Un Qatar Winter Tour qui ne passe pas par le Qatar
Selon Mediapart, le Qatar Winter Tour est une autre preuve que les contrats de sponsoring avec l'autorité touristique du Qatar ne servent qu'à cacher le dopage financier dont a bénéficié le PSG. Cet événement consiste normalement en un déplacement annuel hivernal du club parisien à Doha, pour affronter d'autres clubs de prestige. Sauf qu'en 2014-2015, il a eu lieu à Marrakech puis, en 2016-2017, à Tunis. Etonnant et contraire aux conditions du contrat signé avec le Qatar Tourism Authority (QTA), qui demande d'ailleurs que les références au Qatar soient désormais retirées des communiqués officiels. Mais le PSG fait la sourde oreille, malgré les millions d'euros de contrat, précise le site d'information.
Un sponsor très généreux (et aux ordres)
Au fil de cette enquête, on découvre que le PSG, pour tenter de respecter le fair-play financier et financer ses achats de joueurs, a besoin de généreux sponsors.
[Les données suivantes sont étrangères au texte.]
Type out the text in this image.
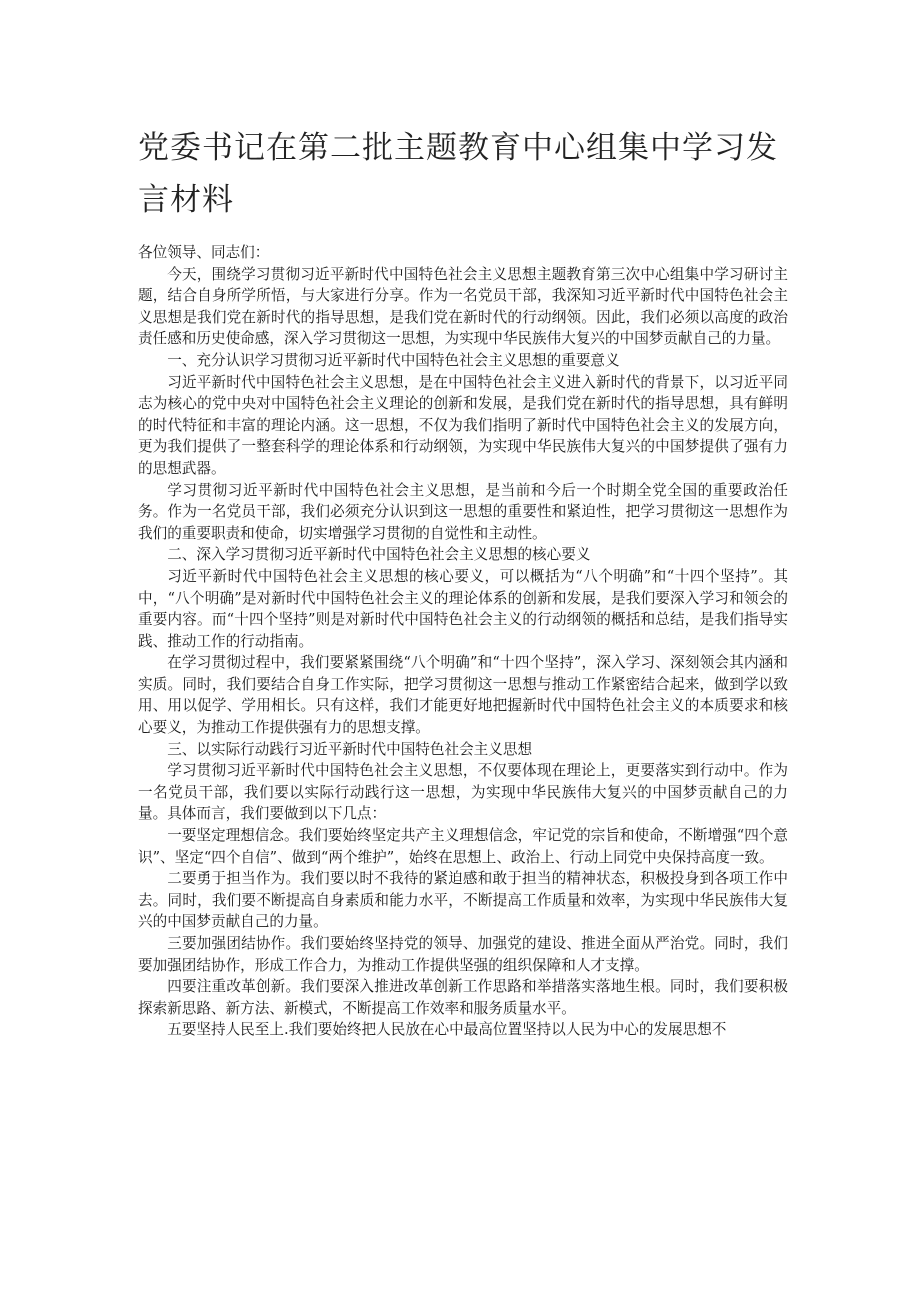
党委书记在第二批主题教育中心组集中学习发言材料

各位领导、同志们：

今天，围绕学习贯彻习近平新时代中国特色社会主义思想主题教育第三次中心组集中学习研讨主题，结合自身所学所悟，与大家进行分享。作为一名党员干部，我深知习近平新时代中国特色社会主义思想是我们党在新时代的指导思想，是我们党在新时代的行动纲领。因此，我们必须以高度的政治责任感和历史使命感，深入学习贯彻这一思想，为实现中华民族伟大复兴的中国梦贡献自己的力量。

一、充分认识学习贯彻习近平新时代中国特色社会主义思想的重要意义

习近平新时代中国特色社会主义思想，是在中国特色社会主义进入新时代的背景下，以习近平同志为核心的党中央对中国特色社会主义理论的创新和发展，是我们党在新时代的指导思想，具有鲜明的时代特征和丰富的理论内涵。这一思想，不仅为我们指明了新时代中国特色社会主义的发展方向，更为我们提供了一整套科学的理论体系和行动纲领，为实现中华民族伟大复兴的中国梦提供了强有力的思想武器。

学习贯彻习近平新时代中国特色社会主义思想，是当前和今后一个时期全党全国的重要政治任务。作为一名党员干部，我们必须充分认识到这一思想的重要性和紧迫性，把学习贯彻这一思想作为我们的重要职责和使命，切实增强学习贯彻的自觉性和主动性。

二、深入学习贯彻习近平新时代中国特色社会主义思想的核心要义

习近平新时代中国特色社会主义思想的核心要义，可以概括为“八个明确”和“十四个坚持”。其中，“八个明确”是对新时代中国特色社会主义的理论体系的创新和发展，是我们要深入学习和领会的重要内容。而“十四个坚持”则是对新时代中国特色社会主义的行动纲领的概括和总结，是我们指导实践、推动工作的行动指南。

在学习贯彻过程中，我们要紧紧围绕“八个明确”和“十四个坚持”，深入学习、深刻领会其内涵和实质。同时，我们要结合自身工作实际，把学习贯彻这一思想与推动工作紧密结合起来，做到学以致用、用以促学、学用相长。只有这样，我们才能更好地把握新时代中国特色社会主义的本质要求和核心要义，为推动工作提供强有力的思想支撑。

三、以实际行动践行习近平新时代中国特色社会主义思想

学习贯彻习近平新时代中国特色社会主义思想，不仅要体现在理论上，更要落实到行动中。作为一名党员干部，我们要以实际行动践行这一思想，为实现中华民族伟大复兴的中国梦贡献自己的力量。具体而言，我们要做到以下几点：

一要坚定理想信念。我们要始终坚定共产主义理想信念，牢记党的宗旨和使命，不断增强“四个意识”、坚定“四个自信”、做到“两个维护”，始终在思想上、政治上、行动上同党中央保持高度一致。

二要勇于担当作为。我们要以时不我待的紧迫感和敢于担当的精神状态，积极投身到各项工作中去。同时，我们要不断提高自身素质和能力水平，不断提高工作质量和效率，为实现中华民族伟大复兴的中国梦贡献自己的力量。

三要加强团结协作。我们要始终坚持党的领导、加强党的建设、推进全面从严治党。同时，我们要加强团结协作，形成工作合力，为推动工作提供坚强的组织保障和人才支撑。

四要注重改革创新。我们要深入推进改革创新工作思路和举措落实落地生根。同时，我们要积极探索新思路、新方法、新模式，不断提高工作效率和服务质量水平。

五要坚持人民至上.我们要始终把人民放在心中最高位置坚持以人民为中心的发展思想不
Et pour en trouver, il peut se tourner vers les entreprises qataries. Ainsi en 2013, Ooredoo, ex-Qatar Telecom, signe "une simple lettre de deux pages, où il s’engage à payer 20 millions par an pendant cinq ans", et transmet un premier versement sans même savoir quels droits marketing il va obtenir.
Estimant avoir obtenu ce qu'il voulait —à savoir sa marque à l'arrière du maillot parisien et le baptême du centre d'entraînement du Camp des Loges à son nom– il refuse de payer pour les deux années suivantes. Nasser Al-Khelaïfi, le dirigeant du PSG, se plaint alors de cette décision auprès du directeur de cabinet de l’émir du Qatar, raconte Mediapart. "Résultat : Ooredoo capitule, paye les 40 millions d’arriérés et promet d’honorer la suite du contrat."
La colère de Nasser Al-Khelaïfi pour faire baisser une amende
Le football se joue sur les terrains mais a des influences bien en dehors. C'est notamment un enjeu de prestige entre deux voisins qui se détestent : le Qatar et les Emirats arabes unis. En 2014, la chambre de l'instruction de l'UEFA se réunit pour examiner l'accord avec le PSG qui permet au club d'éviter une sanction dans le cadre du fair-play financier.
Le club écope de 60 millions d'euros d'amende et de deux ans de restrictions financières. Une sanction acceptable pour le club, mais plus lourde que celle délivrée au club de Manchester city, propriété du demi-frère du cheikh d’Abou Dhabi. Mediapart raconte alors que Nasser Al-Khelaïfi est entré "dans une colère noire" en apprenant cette différence de traitement. L’affaire est remontée au plus haut niveau de l'UEFA. Et le PSG a finalement obtenu la même chose que Manchester City, son amende ferme étant réduite de 60 à 20 millions d’euros.
Un enquêteur de l'UEFA qui travaille pour les clubs accusés de fraude
En 2014, toujours, l’enquêteur en chef de la chambre d’instruction de l'UEFA, Brian Quinn, refuse de signer l'accord avec le PSG, parce qu'il le trouve "trop indulgent" envers le club. Il démissionne en pleine séance et est remplacé par l’universitaire italien Umberto Lago. Ce dernier signe le texte sans sourciller. En 2017, ce même Umberto Lago quitte à son tour les instances et se fait embaucher par le géant du conseil KMPG pour... aider les clubs à se défendre contre l’UEFA dans les affaires de fair-play financier.
"L'ex-enquêteur en chef aide désormais les fraudeurs présumés", traduit Mediapart. L'Italien a même offert ses services au PSG, qui a refusé. Interrogé par le site d'information, Umberto Lago indique n’avoir "jamais eu de contacts" avec des employés de l’UEFA depuis son départ, et ne voit aucun problème éthique à défendre les clubs.